Ammo.js Broadphase Collision Detection Role
This article explains the critical role of the broadphase collision detection phase within the ammo.js physics engine. It explores how this initial filtering step optimizes performance in WebGL and 3D web applications by quickly identifying potential colliding pairs using simple bounding volumes, thereby saving valuable computational resources before the resource-intensive narrowphase checks begin.
The Collision Detection Challenge
In any 3D physics simulation, detecting collisions between objects is one of the most computationally expensive tasks. If a scene contains \(N\) active physical bodies, a naive approach would compare every single object against every other object to check for intersections. This results in an \(O(N^2)\) time complexity.
For a simulation with hundreds or thousands of objects, performing precise shape-to-shape collision math (like sphere-to-box or mesh-to-mesh) on every possible pair in every frame would immediately crash the frame rate of a web browser. Ammo.js, which is a direct Emscripten port of the C++ Bullet Physics engine, solves this problem by dividing collision detection into two distinct phases: Broadphase and Narrowphase.
The Specific Role of the Broadphase
The primary role of the broadphase phase in ammo.js is rapid elimination. Instead of determining exactly where and how objects collide, the broadphase quickly determines which pairs of objects have absolutely no chance of colliding.
By filtering out these non-colliding pairs early, the broadphase ensures that the expensive, mathematically precise algorithms in the narrowphase are only executed on a tiny fraction of the total object pairs.
How Broadphase Works
- Axis-Aligned Bounding Boxes (AABBs): The broadphase simplifies the complex geometry of every rigid body in the simulation into a simple Axis-Aligned Bounding Box (AABB). An AABB is a simple box aligned with the coordinate axes that completely encloses the 3D shape.
- Fast Overlap Testing: Comparing two AABBs for intersection requires only a few basic inequality checks, which are incredibly fast for a CPU to compute.
- Generating the Pair Cache: If two AABBs overlap, the broadphase flags them as a “potential collision” and adds them to a list of overlapping pairs (the dispatcher’s pair cache).

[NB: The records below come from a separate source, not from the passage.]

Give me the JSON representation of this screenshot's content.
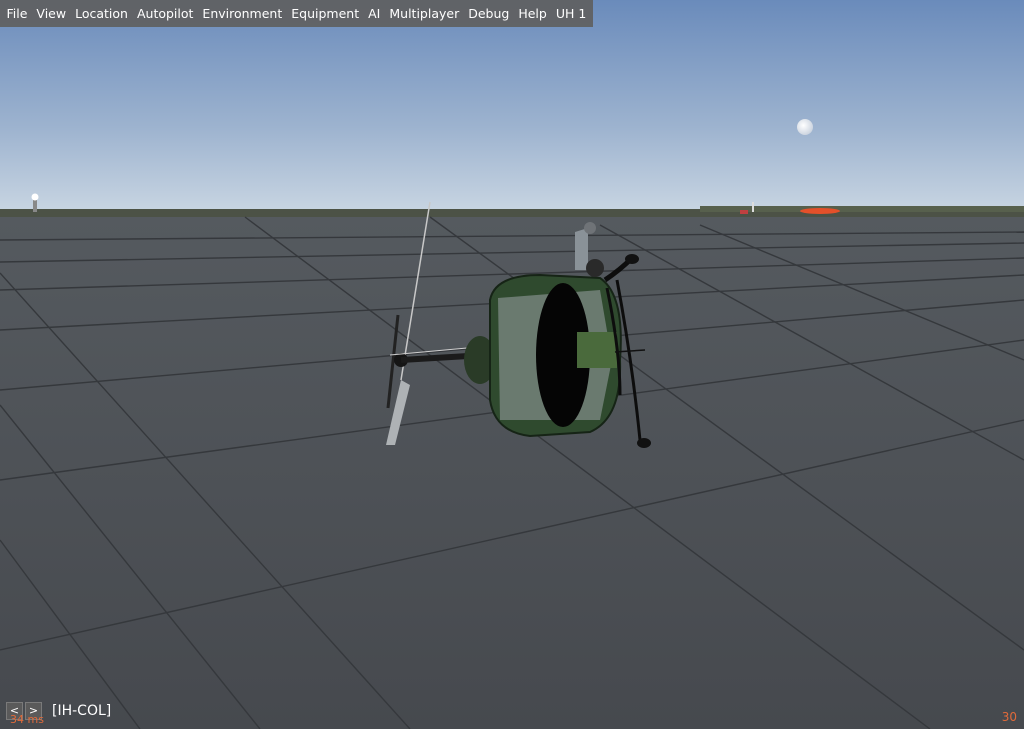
{
  "menu": {
    "items": [
      {
        "label": "File"
      },
      {
        "label": "View"
      },
      {
        "label": "Location"
      },
      {
        "label": "Autopilot"
      },
      {
        "label": "Environment"
      },
      {
        "label": "Equipment"
      },
      {
        "label": "AI"
      },
      {
        "label": "Multiplayer"
      },
      {
        "label": "Debug"
      },
      {
        "label": "Help"
      },
      {
        "label": "UH 1"
      }
    ]
  },
  "hud": {
    "prev_label": "<",
    "next_label": ">",
    "callsign": "[IH-COL]",
    "frame_time": "34 ms",
    "fps": "30"
  },
  "colors": {
    "sky_top": "#6f8fbd",
    "sky_horizon": "#c6d4e2",
    "ground": "#4a4d52",
    "helicopter_green": "#2f4a2e",
    "hud_accent": "#e06a3a"
  }
}
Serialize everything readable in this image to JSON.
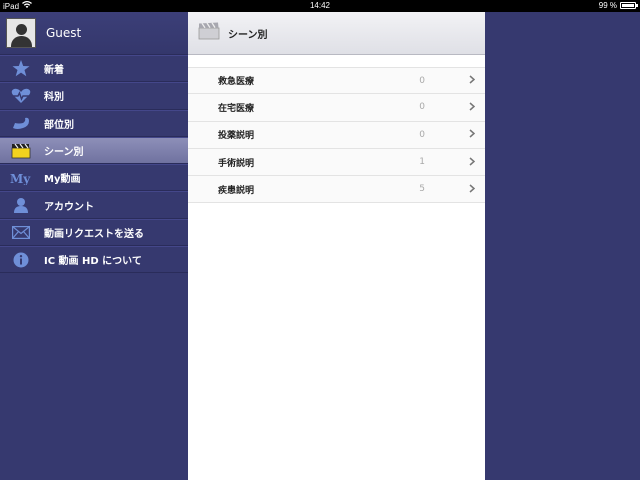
{
  "status_bar": {
    "device": "iPad",
    "time": "14:42",
    "battery": "99 %",
    "battery_level": 0.99
  },
  "sidebar": {
    "user": {
      "name": "Guest"
    },
    "items": [
      {
        "label": "新着",
        "icon": "star-icon",
        "active": false
      },
      {
        "label": "科別",
        "icon": "heart-pulse-icon",
        "active": false
      },
      {
        "label": "部位別",
        "icon": "arm-icon",
        "active": false
      },
      {
        "label": "シーン別",
        "icon": "clapperboard-icon",
        "active": true
      },
      {
        "label": "My動画",
        "icon": "my-icon",
        "active": false
      },
      {
        "label": "アカウント",
        "icon": "person-icon",
        "active": false
      },
      {
        "label": "動画リクエストを送る",
        "icon": "mail-icon",
        "active": false
      },
      {
        "label": "IC 動画 HD について",
        "icon": "info-icon",
        "active": false
      }
    ]
  },
  "panel": {
    "title": "シーン別",
    "title_icon": "clapperboard-icon",
    "rows": [
      {
        "label": "救急医療",
        "count": "0"
      },
      {
        "label": "在宅医療",
        "count": "0"
      },
      {
        "label": "投薬説明",
        "count": "0"
      },
      {
        "label": "手術説明",
        "count": "1"
      },
      {
        "label": "疾患説明",
        "count": "5"
      }
    ]
  },
  "colors": {
    "background": "#36396f",
    "active_item": "#7f81ad",
    "icon": "#6f8fd8"
  }
}
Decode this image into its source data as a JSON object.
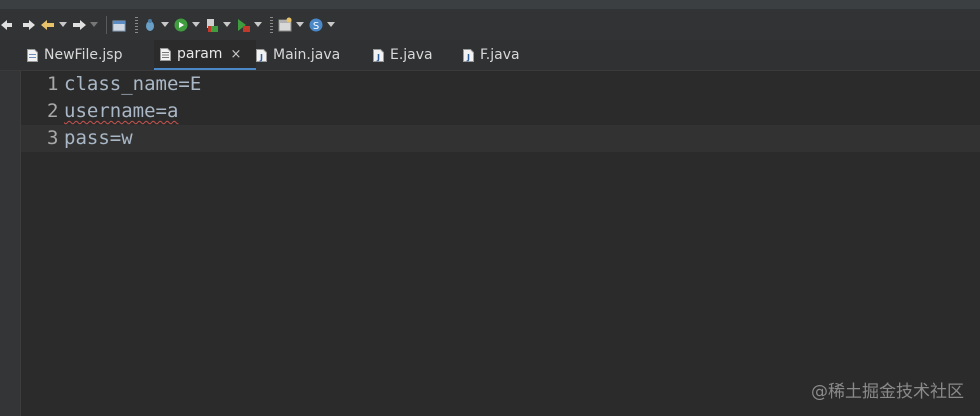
{
  "editor_tabs": [
    {
      "label": "NewFile.jsp",
      "icon": "jsp-file-icon",
      "active": false
    },
    {
      "label": "param",
      "icon": "text-file-icon",
      "active": true,
      "close": "×"
    },
    {
      "label": "Main.java",
      "icon": "java-file-icon",
      "active": false
    },
    {
      "label": "E.java",
      "icon": "java-file-icon",
      "active": false
    },
    {
      "label": "F.java",
      "icon": "java-file-icon",
      "active": false
    }
  ],
  "lines": [
    {
      "number": "1",
      "text": "class_name=E"
    },
    {
      "number": "2",
      "text": "username=a"
    },
    {
      "number": "3",
      "text": "pass=w"
    }
  ],
  "watermark": "@稀土掘金技术社区",
  "colors": {
    "background": "#2b2b2b",
    "code_text": "#a9b7c6",
    "active_tab_underline": "#4a88c7"
  }
}
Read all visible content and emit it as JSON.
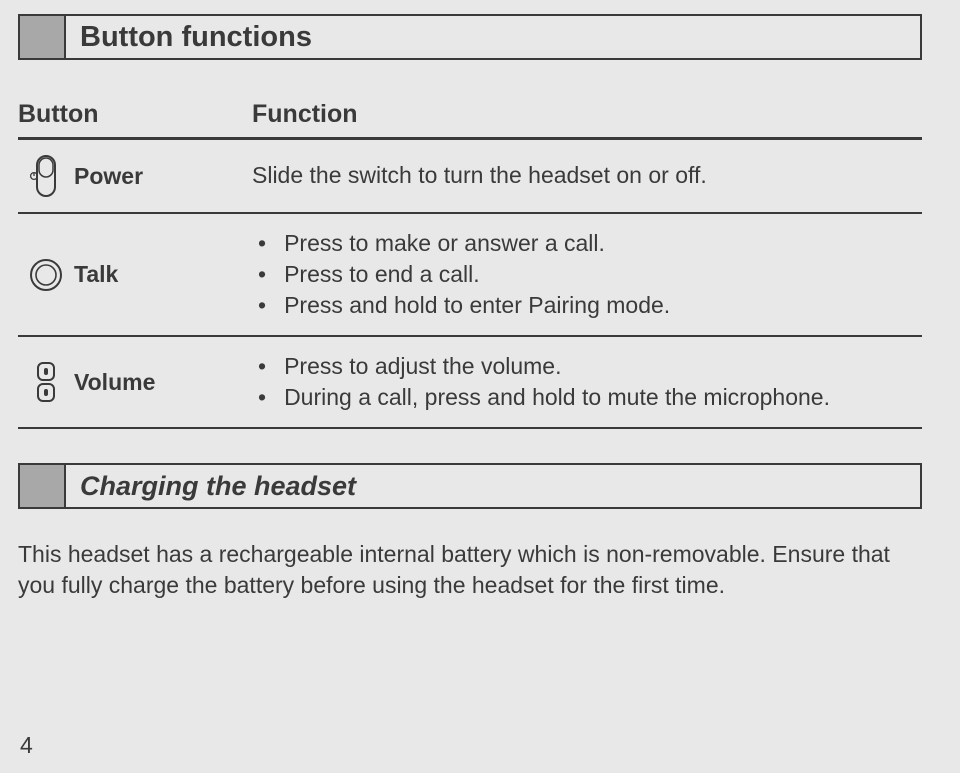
{
  "sections": {
    "button_functions_title": "Button functions",
    "charging_title": "Charging the headset"
  },
  "table": {
    "headers": {
      "button": "Button",
      "function": "Function"
    },
    "rows": [
      {
        "name": "Power",
        "icon": "power-switch-icon",
        "function_single": "Slide the switch to turn the headset on or off."
      },
      {
        "name": "Talk",
        "icon": "talk-button-icon",
        "function_list": [
          "Press to make or answer a call.",
          "Press to end a call.",
          "Press and hold to enter Pairing mode."
        ]
      },
      {
        "name": "Volume",
        "icon": "volume-buttons-icon",
        "function_list": [
          "Press to adjust the volume.",
          "During a call, press and hold to mute the microphone."
        ]
      }
    ]
  },
  "charging_paragraph": "This headset has a rechargeable internal battery which is non-removable. Ensure that you fully charge the battery before using the headset for the first time.",
  "page_number": "4"
}
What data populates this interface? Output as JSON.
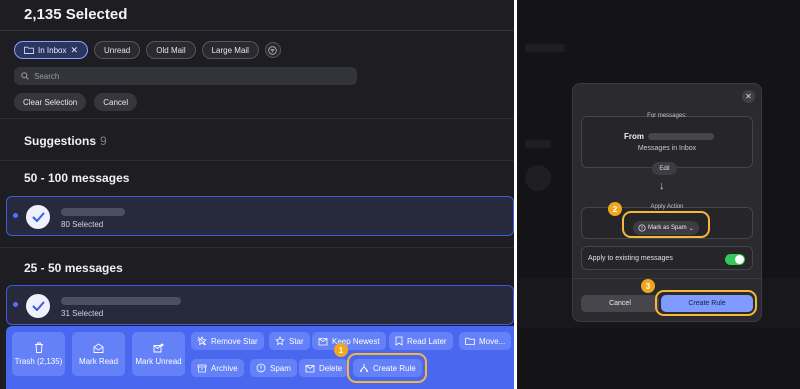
{
  "left": {
    "title": "2,135 Selected",
    "filters": [
      {
        "label": "In Inbox",
        "active": true
      },
      {
        "label": "Unread",
        "active": false
      },
      {
        "label": "Old Mail",
        "active": false
      },
      {
        "label": "Large Mail",
        "active": false
      }
    ],
    "search": {
      "placeholder": "Search"
    },
    "clear_selection": "Clear Selection",
    "cancel": "Cancel",
    "suggestions": {
      "label": "Suggestions",
      "count": "9"
    },
    "groups": [
      {
        "heading": "50 - 100 messages",
        "selected": "80 Selected"
      },
      {
        "heading": "25 - 50 messages",
        "selected": "31 Selected"
      }
    ],
    "actions": {
      "trash": "Trash (2,135)",
      "mark_read": "Mark Read",
      "mark_unread": "Mark Unread",
      "remove_star": "Remove Star",
      "star": "Star",
      "keep_newest": "Keep Newest",
      "read_later": "Read Later",
      "move": "Move...",
      "archive": "Archive",
      "spam": "Spam",
      "delete": "Delete",
      "create_rule": "Create Rule"
    },
    "step1": "1"
  },
  "modal": {
    "for_messages": "For messages:",
    "from": "From",
    "messages_in": "Messages in Inbox",
    "edit": "Edit",
    "apply_action": "Apply Action",
    "action": "Mark as Spam",
    "apply_existing": "Apply to existing messages",
    "apply_existing_on": true,
    "cancel": "Cancel",
    "create_rule": "Create Rule",
    "step2": "2",
    "step3": "3"
  },
  "colors": {
    "accent": "#4a67f0",
    "highlight": "#f5b83a",
    "toggle_on": "#34c759"
  }
}
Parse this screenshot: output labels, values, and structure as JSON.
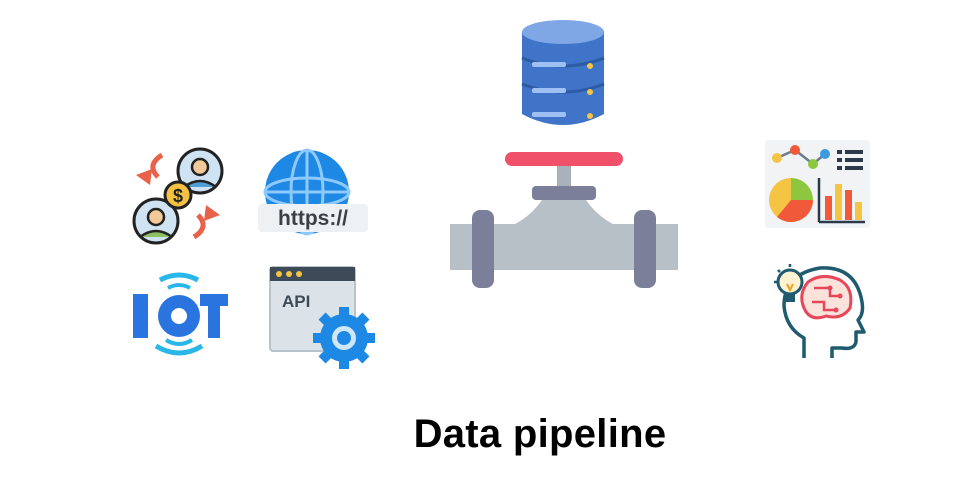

If the AABBs do not overlap, the pair is completely ignored for the rest of the physics frame.
Broadphase Algorithms in Ammo.js
Ammo.js provides different broadphase implementations, each suited for different types of simulation environments:
btDbvtBroadphase(Dynamic Bounding Volume Tree): This is the default and most commonly used broadphase in ammo.js. It uses a dynamic AABB tree hierarchy. It is highly optimized for dynamic environments where objects are constantly moving, entering, and leaving the scene, as it dynamically rebuilds and balances the tree structure.btAxisSweep3/bt32BitAxisSweep3(Sweep and Prune): This algorithm sorts the min and max bounds of the AABBs along the X, Y, and Z axes. It is highly efficient for scenes where objects are relatively static or move predictably, but it requires a predefined world boundary. If an object moves outside of these predefined boundaries, it can cause errors or performance drops.
Transition to Narrowphase
Once the broadphase phase is complete, it hands over the filtered list of “overlapping pairs” to the narrowphase. The narrowphase then performs the exact geometric calculations (using algorithms like GJK and EPA) to determine the exact contact points, penetration depth, and collision normals required to resolve the physics forces.
Without the broadphase acting as a high-speed gatekeeper, real-time physics simulation in browser-based environments using ammo.js would not be viable.